Wir kommen zur Abstimmung. Die antragstellende Fraktion der CDU hat direkte Abstimmung beantragt. Wir kommen somit zur Abstimmung über den Inhalt des Antrages Drucksache 16/12125. Wer dem seine Zustimmung geben kann, den bitte ich um das Handzeichen. – Wer kann dem nicht zustimmen? – Wer enthält sich? – Damit ist der Antrag Drucksache 16/12125 mit den Stimmen von SPD, Bündnis 90/Die Grünen und Piraten gegen die Stimmen der CDUFraktion und der FDP-Fraktion abgelehnt.

Ich rufe auf:

13 Bürgernähe stärken – Vertrauen in die Politik

steigern – Einführung eines Angebots „Hol die Regierung in Dein Projekt“

Antrag der Fraktion der PIRATEN Drucksache 16/12106

Ich eröffne die Aussprache und gebe für die Fraktion der Piraten Kollegen Marsching das Wort.

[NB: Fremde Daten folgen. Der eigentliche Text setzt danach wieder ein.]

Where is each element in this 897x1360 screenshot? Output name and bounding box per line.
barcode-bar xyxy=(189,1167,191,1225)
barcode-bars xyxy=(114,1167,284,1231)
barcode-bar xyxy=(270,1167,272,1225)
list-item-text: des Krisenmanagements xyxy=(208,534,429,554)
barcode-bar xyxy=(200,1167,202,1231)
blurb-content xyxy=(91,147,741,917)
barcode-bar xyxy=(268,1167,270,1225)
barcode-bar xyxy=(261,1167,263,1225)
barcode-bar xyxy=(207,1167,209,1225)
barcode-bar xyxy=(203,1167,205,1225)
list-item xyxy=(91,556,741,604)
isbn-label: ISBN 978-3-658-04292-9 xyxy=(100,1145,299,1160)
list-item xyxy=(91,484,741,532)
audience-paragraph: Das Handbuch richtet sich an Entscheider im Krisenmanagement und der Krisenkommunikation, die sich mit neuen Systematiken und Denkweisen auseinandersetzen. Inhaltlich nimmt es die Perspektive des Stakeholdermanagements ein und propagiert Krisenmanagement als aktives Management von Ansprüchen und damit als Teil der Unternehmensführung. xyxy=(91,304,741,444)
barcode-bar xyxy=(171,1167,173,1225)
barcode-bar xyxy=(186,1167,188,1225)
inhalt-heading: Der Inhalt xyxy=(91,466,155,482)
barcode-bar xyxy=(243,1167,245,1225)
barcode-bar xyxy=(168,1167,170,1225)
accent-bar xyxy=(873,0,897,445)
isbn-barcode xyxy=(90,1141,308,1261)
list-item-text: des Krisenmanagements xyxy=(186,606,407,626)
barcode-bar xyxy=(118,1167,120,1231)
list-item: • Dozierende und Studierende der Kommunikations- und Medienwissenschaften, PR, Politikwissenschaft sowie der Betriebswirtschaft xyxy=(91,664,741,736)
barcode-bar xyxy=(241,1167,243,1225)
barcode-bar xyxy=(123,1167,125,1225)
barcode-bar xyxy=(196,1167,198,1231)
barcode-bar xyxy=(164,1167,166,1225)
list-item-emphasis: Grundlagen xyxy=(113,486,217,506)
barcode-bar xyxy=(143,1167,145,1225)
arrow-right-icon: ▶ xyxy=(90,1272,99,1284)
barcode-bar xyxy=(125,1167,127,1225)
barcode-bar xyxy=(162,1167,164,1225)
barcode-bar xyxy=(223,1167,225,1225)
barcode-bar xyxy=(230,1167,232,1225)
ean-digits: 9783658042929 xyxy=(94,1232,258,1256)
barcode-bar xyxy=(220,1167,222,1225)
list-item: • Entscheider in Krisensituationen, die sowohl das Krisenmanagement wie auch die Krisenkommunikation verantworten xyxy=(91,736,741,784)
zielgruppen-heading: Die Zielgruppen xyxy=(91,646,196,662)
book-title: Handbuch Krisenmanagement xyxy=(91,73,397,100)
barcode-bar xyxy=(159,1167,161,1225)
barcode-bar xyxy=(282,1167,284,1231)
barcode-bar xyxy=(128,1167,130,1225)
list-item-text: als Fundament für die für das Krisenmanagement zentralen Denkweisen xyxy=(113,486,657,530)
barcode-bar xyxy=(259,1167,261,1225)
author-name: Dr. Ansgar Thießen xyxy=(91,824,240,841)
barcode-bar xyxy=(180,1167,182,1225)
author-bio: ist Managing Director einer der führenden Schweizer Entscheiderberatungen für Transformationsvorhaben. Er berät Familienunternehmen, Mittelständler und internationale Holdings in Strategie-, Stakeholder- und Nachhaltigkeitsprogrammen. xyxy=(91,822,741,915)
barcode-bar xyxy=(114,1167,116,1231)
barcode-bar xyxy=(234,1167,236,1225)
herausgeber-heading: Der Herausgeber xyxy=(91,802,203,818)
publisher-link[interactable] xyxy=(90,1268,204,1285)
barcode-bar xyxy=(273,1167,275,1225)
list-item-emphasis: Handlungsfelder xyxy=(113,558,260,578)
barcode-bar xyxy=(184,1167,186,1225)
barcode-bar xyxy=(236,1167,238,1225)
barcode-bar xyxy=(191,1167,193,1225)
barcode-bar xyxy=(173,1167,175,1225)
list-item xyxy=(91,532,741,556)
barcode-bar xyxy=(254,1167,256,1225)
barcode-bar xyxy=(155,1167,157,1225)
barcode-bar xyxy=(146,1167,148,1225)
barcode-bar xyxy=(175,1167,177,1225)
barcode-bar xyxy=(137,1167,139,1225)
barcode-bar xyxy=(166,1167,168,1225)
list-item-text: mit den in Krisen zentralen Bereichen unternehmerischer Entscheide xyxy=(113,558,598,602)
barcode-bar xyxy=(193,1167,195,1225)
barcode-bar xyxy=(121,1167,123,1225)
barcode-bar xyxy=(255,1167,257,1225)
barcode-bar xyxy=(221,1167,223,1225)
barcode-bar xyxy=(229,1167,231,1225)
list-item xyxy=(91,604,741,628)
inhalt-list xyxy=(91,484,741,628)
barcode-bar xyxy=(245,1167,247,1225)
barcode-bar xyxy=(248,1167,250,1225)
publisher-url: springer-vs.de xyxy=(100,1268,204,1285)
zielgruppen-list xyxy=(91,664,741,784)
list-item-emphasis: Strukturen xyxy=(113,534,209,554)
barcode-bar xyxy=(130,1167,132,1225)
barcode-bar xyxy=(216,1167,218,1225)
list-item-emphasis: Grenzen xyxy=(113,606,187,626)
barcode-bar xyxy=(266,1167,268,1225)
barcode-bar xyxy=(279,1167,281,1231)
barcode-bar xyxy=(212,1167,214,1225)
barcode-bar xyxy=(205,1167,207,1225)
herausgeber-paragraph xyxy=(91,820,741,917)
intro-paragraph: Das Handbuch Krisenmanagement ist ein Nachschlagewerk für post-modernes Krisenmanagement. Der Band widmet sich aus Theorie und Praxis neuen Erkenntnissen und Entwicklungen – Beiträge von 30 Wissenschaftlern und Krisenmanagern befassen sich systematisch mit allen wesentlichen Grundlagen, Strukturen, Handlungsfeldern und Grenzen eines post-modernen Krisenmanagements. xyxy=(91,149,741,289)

Vielen Dank, Herr Präsident. – Ich möchte beim letzten Tagesordnungspunkt die Debatte nicht allzu sehr in die Länge ziehen. Wir haben einen kleinen, feinen Antrag, der sich auf das Projekt „Hol den Bürgermeister“ in Heidelberg bezieht. Sie werden inzwischen alle recherchiert haben, worum es da geht.

Wir wollen – ich glaube, da sind wir uns einig im Haus: das Ehrenamt hat einen hohen Stellenwert – das Ehrenamt fördern. Und wir wollen das damit ver

binden, dass die Landesregierung regelmäßig gesagt hat, sie will Schritte unternehmen im Bereich EGovernment, E-Partizipation.

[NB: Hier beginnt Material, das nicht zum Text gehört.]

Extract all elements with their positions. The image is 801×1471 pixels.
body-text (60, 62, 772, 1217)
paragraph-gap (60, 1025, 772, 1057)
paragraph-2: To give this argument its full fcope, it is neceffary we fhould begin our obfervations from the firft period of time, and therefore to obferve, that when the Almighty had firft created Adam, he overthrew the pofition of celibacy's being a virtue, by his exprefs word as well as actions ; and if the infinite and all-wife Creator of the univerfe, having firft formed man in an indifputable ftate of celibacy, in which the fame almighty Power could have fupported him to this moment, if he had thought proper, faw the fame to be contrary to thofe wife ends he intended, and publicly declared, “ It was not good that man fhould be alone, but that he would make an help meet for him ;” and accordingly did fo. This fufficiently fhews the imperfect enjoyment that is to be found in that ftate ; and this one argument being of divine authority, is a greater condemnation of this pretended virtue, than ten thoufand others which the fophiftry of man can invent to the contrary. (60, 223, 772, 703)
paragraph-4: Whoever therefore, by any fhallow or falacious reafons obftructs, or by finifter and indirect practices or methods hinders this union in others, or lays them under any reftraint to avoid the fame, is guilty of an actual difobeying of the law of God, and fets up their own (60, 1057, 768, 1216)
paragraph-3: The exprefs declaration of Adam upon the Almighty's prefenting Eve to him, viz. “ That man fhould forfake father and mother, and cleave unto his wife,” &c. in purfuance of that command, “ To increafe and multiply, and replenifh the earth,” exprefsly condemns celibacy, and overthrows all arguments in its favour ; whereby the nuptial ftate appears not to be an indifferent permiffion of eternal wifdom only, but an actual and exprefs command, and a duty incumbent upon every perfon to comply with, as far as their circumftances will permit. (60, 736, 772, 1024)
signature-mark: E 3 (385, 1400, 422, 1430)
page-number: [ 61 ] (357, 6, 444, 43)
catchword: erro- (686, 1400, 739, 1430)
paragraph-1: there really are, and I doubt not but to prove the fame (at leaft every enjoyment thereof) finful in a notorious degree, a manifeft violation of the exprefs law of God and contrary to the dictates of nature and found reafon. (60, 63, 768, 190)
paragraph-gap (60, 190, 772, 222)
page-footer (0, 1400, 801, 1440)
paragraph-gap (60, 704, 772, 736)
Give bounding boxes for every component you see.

Wir fordern hiermit die Landesregierung auf: Bitte richten Sie eine Internetplattform ein! Nehmen Sie die Bürger mit. Lassen Sie die Bürger Vorschläge machen. Lassen Sie Projekte vorstellen. Lassen Sie Bürger darüber abstimmen, was die besten Projekte sind, und dann besuchen Sie diese Projekte und geben damit diesen Projekten, auch kleinen, bisher unbekannten, die Aufmerksamkeit, die sie verdient haben.

(Beifall von den PIRATEN)

Wir wollen, dass die Bürger Vorschläge machen können, aber wir wollen natürlich nicht, dass die Bürger ihre Terminkalender vollschreiben. Von daher haben wir durchaus auch in den Antrag reingeschrieben, dass sie entscheiden, zu welchem Projekt sie gehen, und auch das genaue Datum festlegen.

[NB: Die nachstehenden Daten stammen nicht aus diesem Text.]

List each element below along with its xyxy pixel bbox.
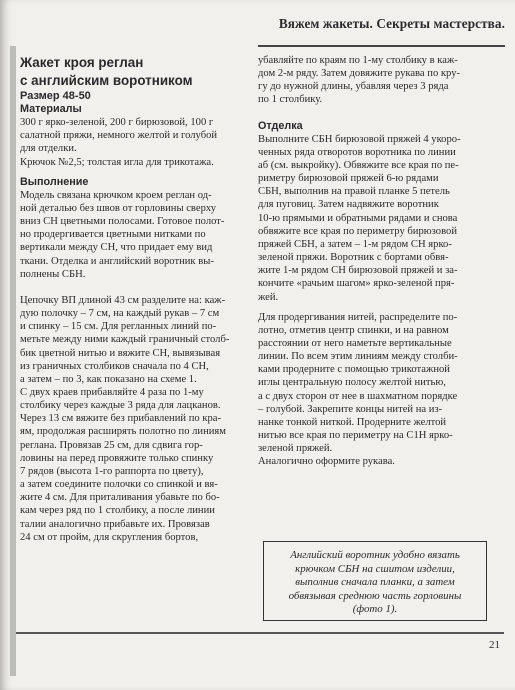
text-line: талии аналогично прибавьте их. Провязав — [20, 518, 210, 530]
materials-heading: Материалы — [20, 103, 82, 116]
article-title — [20, 54, 244, 90]
execution-paragraph-1 — [20, 189, 244, 281]
text-line: Крючок №2,5; толстая игла для трикотажа. — [20, 156, 214, 168]
finishing-heading: Отделка — [258, 119, 303, 132]
text-line: СБН, выполнив на правой планке 5 петель — [258, 186, 450, 198]
text-line: по 1 столбику. — [258, 94, 323, 106]
text-line: из граничных столбиков сначала по 4 СН, — [20, 360, 209, 372]
text-line: а затем соедините полочки со спинкой и вя- — [20, 479, 218, 491]
text-line: жите 4 см. Для приталивания убавьте по бо- — [20, 492, 220, 504]
text-line: бик цветной нитью и вяжите СН, вывязывая — [20, 347, 221, 359]
text-line: а затем – по 3, как показано на схеме 1. — [20, 373, 197, 385]
text-line: ям, продолжая расширять полотно по линиям — [20, 426, 227, 438]
text-line: убавляйте по краям по 1-му столбику в каж- — [258, 55, 458, 66]
text-line: Через 13 см вяжите без прибавлений по кра- — [20, 413, 221, 425]
text-line: полнены СБН. — [20, 268, 86, 280]
finishing-paragraph-2 — [258, 311, 494, 469]
text-line: но продергивается цветными нитками по — [20, 229, 206, 241]
text-line: иглы центральную полосу желтой нитью, — [258, 377, 446, 389]
text-line: Аналогично оформите рукава. — [258, 456, 395, 468]
text-line: расстоянии от него наметьте вертикальные — [258, 337, 452, 349]
tip-line: крючком СБН на сшитом изделии, — [295, 562, 455, 575]
finishing-paragraph-1 — [258, 133, 494, 304]
tip-text — [268, 549, 482, 617]
text-line: нитью все края по периметру на С1Н ярко- — [258, 430, 453, 442]
text-line: Цепочку ВП длиной 43 см разделите на: каж- — [20, 294, 226, 306]
text-line: для отделки. — [20, 143, 77, 155]
text-line: 24 см от пройм, для скругления бортов, — [20, 531, 199, 543]
text-line: 7 рядов (высота 1-го раппорта по цвету), — [20, 465, 204, 477]
left-column — [20, 54, 244, 544]
title-line-1: Жакет кроя реглан — [20, 55, 144, 70]
text-line: – голубой. Закрепите концы нитей на из- — [258, 403, 443, 415]
text-line: зеленой пряжей. — [258, 443, 333, 455]
text-line: ткани. Отделка и английский воротник вы- — [20, 255, 214, 267]
text-line: ками продерните с помощью трикотажной — [258, 364, 450, 376]
text-line: лотно, отметив центр спинки, и на равном — [258, 324, 449, 336]
text-line: Модель связана крючком кроем реглан од- — [20, 189, 212, 201]
text-line: кончите «рачьим шагом» ярко-зеленой пря- — [258, 278, 455, 290]
tip-line: обвязывая среднюю часть горловины — [288, 589, 462, 602]
text-line: ченных ряда отворотов воротника по линии — [258, 146, 456, 158]
text-line: Выполните СБН бирюзовой пряжей 4 укоро- — [258, 133, 461, 145]
text-line: реглана. Провязав 25 см, для сдвига гор- — [20, 439, 203, 451]
margin-bar — [10, 46, 16, 676]
text-line: столбику через каждые 3 ряда для лацканов. — [20, 400, 221, 412]
page-number: 21 — [489, 639, 500, 651]
text-line: 10-ю прямыми и обратными рядами и снова — [258, 212, 458, 224]
running-title: Вяжем жакеты. Секреты мастерства. — [278, 16, 505, 31]
text-line: линии. По всем этим линиям между столби- — [258, 351, 458, 363]
materials-text — [20, 116, 244, 169]
size-label: Размер 48-50 — [20, 90, 91, 102]
execution-heading: Выполнение — [20, 175, 89, 188]
text-line: обвяжите все края по периметру бирюзовой — [258, 225, 457, 237]
text-line: метьте между ними каждый граничный столб- — [20, 334, 230, 346]
right-column — [258, 54, 494, 469]
tip-line: Английский воротник удобно вязать — [290, 549, 460, 561]
text-line: аб (см. выкройку). Обвяжите все края по пе- — [258, 159, 459, 171]
text-line: 300 г ярко-зеленой, 200 г бирюзовой, 100 г — [20, 117, 214, 129]
text-line: гу до нужной длины, убавляя через 3 ряда — [258, 81, 449, 93]
text-line: дую полочку – 7 см, на каждый рукав – 7 см — [20, 308, 220, 320]
text-line: а с двух сторон от нее в шахматном порядке — [258, 390, 458, 402]
text-line: зеленой пряжи. Воротник с бортами обвя- — [258, 252, 449, 264]
text-line: салатной пряжи, немного желтой и голубой — [20, 130, 218, 142]
text-line: риметру бирюзовой пряжей 6-ю рядами — [258, 173, 439, 185]
text-line: пряжей СБН, а затем – 1-м рядом СН ярко- — [258, 238, 452, 250]
text-line: и спинку – 15 см. Для регланных линий по- — [20, 321, 217, 333]
title-line-2: с английским воротником — [20, 73, 193, 88]
tip-line: выполнив сначала планки, а затем — [295, 576, 455, 589]
text-line: жей. — [258, 291, 279, 303]
text-line: Для продергивания нитей, распределите по- — [258, 311, 458, 323]
text-line: нанке тонкой ниткой. Продерните желтой — [258, 416, 447, 428]
footer-rule — [16, 632, 504, 634]
text-line: вниз СН цветными полосами. Готовое полот- — [20, 216, 225, 228]
text-line: вертикали между СН, что придает ему вид — [20, 242, 213, 254]
text-line: дом 2-м ряду. Затем довяжите рукава по кру- — [258, 68, 461, 80]
text-line: жите 1-м рядом СН бирюзовой пряжей и за- — [258, 265, 458, 277]
tip-line: (фото 1). — [352, 603, 398, 616]
text-line: С двух краев прибавляйте 4 раза по 1-му — [20, 386, 204, 398]
text-line: кам через ряд по 1 столбику, а после линии — [20, 505, 215, 517]
text-line: ловины на перед провяжите только спинку — [20, 452, 214, 464]
execution-paragraph-3 — [258, 54, 494, 107]
text-line: ной деталью без швов от горловины сверху — [20, 202, 217, 214]
execution-paragraph-2 — [20, 294, 244, 544]
text-line: для пуговиц. Затем надвяжите воротник — [258, 199, 439, 211]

Wir haben regelmäßig, meine Damen und Herren, die „TatKraft“-Tage der Ministerpräsidentin. Ich und wir von den Piraten glauben, dass es Zeit wird, dass nicht nur die Ministerpräsidentin ihre Termine bei Wirtschaftsunternehmen oder auch beim BAMF, damals in Bielefeld, festlegt und dort ihre Termine so einrichtet, wie sie das gerne hätte, sondern dass auch die Bürger mit entscheiden sollten, welche Projekte wichtig und forderungswürdig sind.

Ich glaube, wenn man sich den Antrag durchliest – das haben Sie alle getan –, werden Sie wenige Gegenargumente finden. Ich freue mich von daher über die Zustimmung zu unserem Antrag. – Vielen Dank.